正则表达式
1适用对象
.net framework提供的正则表达是专门服务于string类型的字符检索和模式匹配的,当然,string累提供的方法,比如IndexOf()等也能检索和匹配想要的方法,但是代码书写繁琐,方便性和灵活性上,都输于正则表达式。
2入门级的正则表达式
2.1Plain-Text查找
如下所示给出一串字符串:
const string myText = @”This comprehensive compendium provides a broad and thorough investigation of all aspects of programming with ASP.NET. Entirely revised and updated for the fourth release of .NET,this book will give you the information you need to master ASP.NET and build a dynamic,successful,enterprise Web application.”;
要想检索出字符子串“ion”所在的所有位置,正则表达该如何书写呢?书写格式非常简单,如下所示:
const string pattern = @"this";
然后利用.net提供的Regex类,匹配所有带有ion的位置,代码如下所示:
MatchCollection myMatches = Regex.Matches(myText,pattern,RegexOptions.IgnoreCase |
RegexOptions.ExplicitCapture); //Mathes()匹配方法
foreach (Match nextMatch in myMatches)
{
Console.WriteLine(string.Format("{0} ",nextMatch.Index));
}
查询搜索后的结果为2个匹配项,index分别为0,181. myText的第0号位置为t,单词为this,第181号位置t,对应的单词也为this。
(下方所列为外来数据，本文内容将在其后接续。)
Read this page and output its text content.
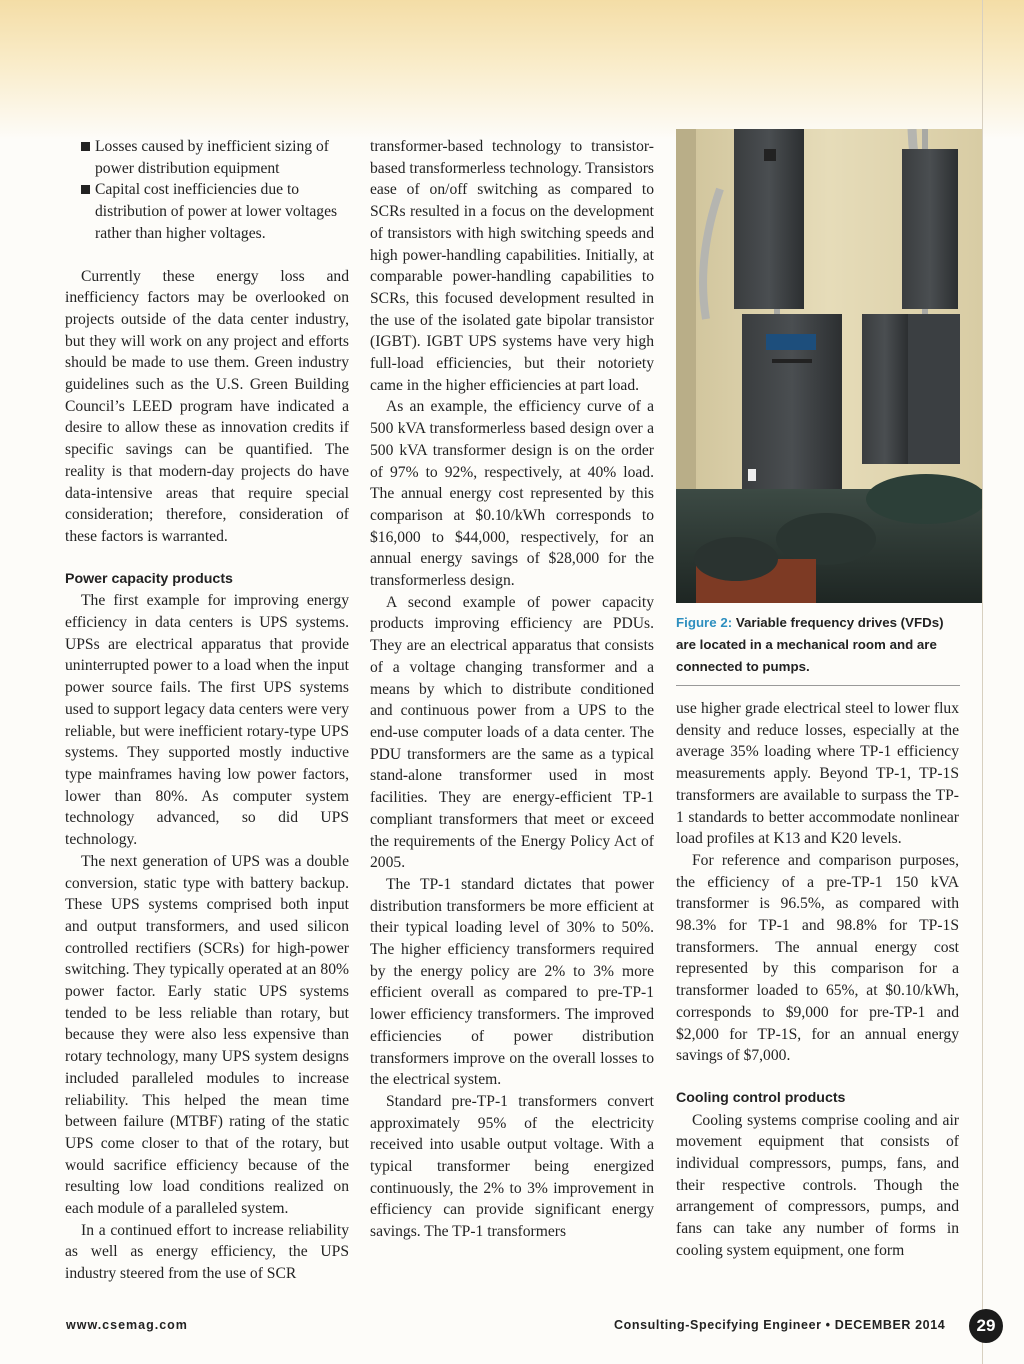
Losses caused by inefficient sizing of power distribution equipment
Capital cost inefficiencies due to distribution of power at lower voltages rather than higher voltages.

Currently these energy loss and inefficiency factors may be overlooked on projects outside of the data center industry, but they will work on any project and efforts should be made to use them. Green industry guidelines such as the U.S. Green Building Council’s LEED program have indicated a desire to allow these as innovation credits if specific savings can be quantified. The reality is that modern-day projects do have data-intensive areas that require special consideration; therefore, consideration of these factors is warranted.

Power capacity products

The first example for improving energy efficiency in data centers is UPS systems. UPSs are electrical apparatus that provide uninterrupted power to a load when the input power source fails. The first UPS systems used to support legacy data centers were very reliable, but were inefficient rotary-type UPS systems. They supported mostly inductive type mainframes having low power factors, lower than 80%. As computer system technology advanced, so did UPS technology.

The next generation of UPS was a double conversion, static type with battery backup. These UPS systems comprised both input and output transformers, and used silicon controlled rectifiers (SCRs) for high-power switching. They typically operated at an 80% power factor. Early static UPS systems tended to be less reliable than rotary, but because they were also less expensive than rotary technology, many UPS system designs included paralleled modules to increase reliability. This helped the mean time between failure (MTBF) rating of the static UPS come closer to that of the rotary, but would sacrifice efficiency because of the resulting low load conditions realized on each module of a paralleled system.

In a continued effort to increase reliability as well as energy efficiency, the UPS industry steered from the use of SCR

transformer-based technology to transistor-based transformerless technology. Transistors ease of on/off switching as compared to SCRs resulted in a focus on the development of transistors with high switching speeds and high power-handling capabilities. Initially, at comparable power-handling capabilities to SCRs, this focused development resulted in the use of the isolated gate bipolar transistor (IGBT). IGBT UPS systems have very high full-load efficiencies, but their notoriety came in the higher efficiencies at part load.

As an example, the efficiency curve of a 500 kVA transformerless based design over a 500 kVA transformer design is on the order of 97% to 92%, respectively, at 40% load. The annual energy cost represented by this comparison at $0.10/kWh corresponds to $16,000 to $44,000, respectively, for an annual energy savings of $28,000 for the transformerless design.

A second example of power capacity products improving efficiency are PDUs. They are an electrical apparatus that consists of a voltage changing transformer and a means by which to distribute conditioned and continuous power from a UPS to the end-use computer loads of a data center. The PDU transformers are the same as a typical stand-alone transformer used in most facilities. They are energy-efficient TP-1 compliant transformers that meet or exceed the requirements of the Energy Policy Act of 2005.

The TP-1 standard dictates that power distribution transformers be more efficient at their typical loading level of 30% to 50%. The higher efficiency transformers required by the energy policy are 2% to 3% more efficient overall as compared to pre-TP-1 lower efficiency transformers. The improved efficiencies of power distribution transformers improve on the overall losses to the electrical system.

Standard pre-TP-1 transformers convert approximately 95% of the electricity received into usable output voltage. With a typical transformer being energized continuously, the 2% to 3% improvement in efficiency can provide significant energy savings. The TP-1 transformers

Figure 2: Variable frequency drives (VFDs) are located in a mechanical room and are connected to pumps.

use higher grade electrical steel to lower flux density and reduce losses, especially at the average 35% loading where TP-1 efficiency measurements apply. Beyond TP-1, TP-1S transformers are available to surpass the TP-1 standards to better accommodate nonlinear load profiles at K13 and K20 levels.

For reference and comparison purposes, the efficiency of a pre-TP-1 150 kVA transformer is 96.5%, as compared with 98.3% for TP-1 and 98.8% for TP-1S transformers. The annual energy cost represented by this comparison for a transformer loaded to 65%, at $0.10/kWh, corresponds to $9,000 for pre-TP-1 and $2,000 for TP-1S, for an annual energy savings of $7,000.

Cooling control products

Cooling systems comprise cooling and air movement equipment that consists of individual compressors, pumps, fans, and their respective controls. Though the arrangement of compressors, pumps, and fans can take any number of forms in cooling system equipment, one form

www.csemag.com	Consulting-Specifying Engineer • DECEMBER 2014	29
const string myText = @”This comprehensive compendium provides a broad and thorough investigation of all aspects of programming with ASP.NET. Entirely revised and updated for the fourth release of .NET,this book will give you the information you need to master ASP.NET and build a dynamic,enterprise Web application.”;
像pattern = “this”这种正则表达式,是一种文本模式,翻译过来称为 “plain -text search”
2.2Metacharacters查找
元字符(Metacharacter)are special characters that provide commands,as well as escape sequences(\b),which work in much the same way
as C# escape sequences.They are characters preceded by a backslash (“\”) and have special meanings.
例如1,想要查找以字母t开头的所有单词,
const string pattern = @"\bt";
MatchCollection myMatches = Regex.Matches(myText,RegexOptions.IgnoreCase |
RegexOptions.ExplicitCapture);
结果搜索到单词在myText中的index分别为0,51,153,181,205,230
例如2,如果想要查找以tion结尾的单词,可以使用:
const string pattern = @"ion\b";
MatchCollection myMatches = Regex.Matches(myText,RegexOptions.IgnoreCase |
RegexOptions.ExplicitCapture);
结果搜索到单词在myText中的index分别为70,217,304都以ion结尾。常用的Metacharacters主要包括:
符号 |
描述 | 例子 | 匹配举例 |
---|---|---|---|
^ | Beginning of input text | ^B | B,but only if first character in text |
¥(美元符号) | End of input text | X$ | X,but only if last character in text |
. | Any single character except the newline character (\ ) | i.ation | isation,ization |
* | Preceding character may be repeated zero or more times | ra*t | rt,rat,raat,raaat,and so on |
+ | Preceding character may be repeated one or more times | ra+t | rat,raaat and so on,but not rt |
? | Preceding character may be repeated zero or one time | ra?t | rt and rat only |
\s | Any whitespace character | \sa | [space]a,\ta,\na (\t and \n have the same meanings as in C#) |
\S | Any character that isn’t whitespace | \SF | aF,rF,cF,but not \tf |
\b | Word boundary | ion\b | Any word ending in ion |
\B | Any position that isn’t a word boundary \BX\B | Any X in the middle of a word |
以上元字符的任意组合查询举例:
以a字符开头,以ion结尾的,中间不能出现空格的所有单词,
const string pattern = @"\ba\S*ion\b";
MatchCollection myMatches = Regex.Matches(myText,RegexOptions.IgnoreCase |
RegexOptions.ExplicitCapture);
结果,检索出的位置未334,可以看到时application这个单词。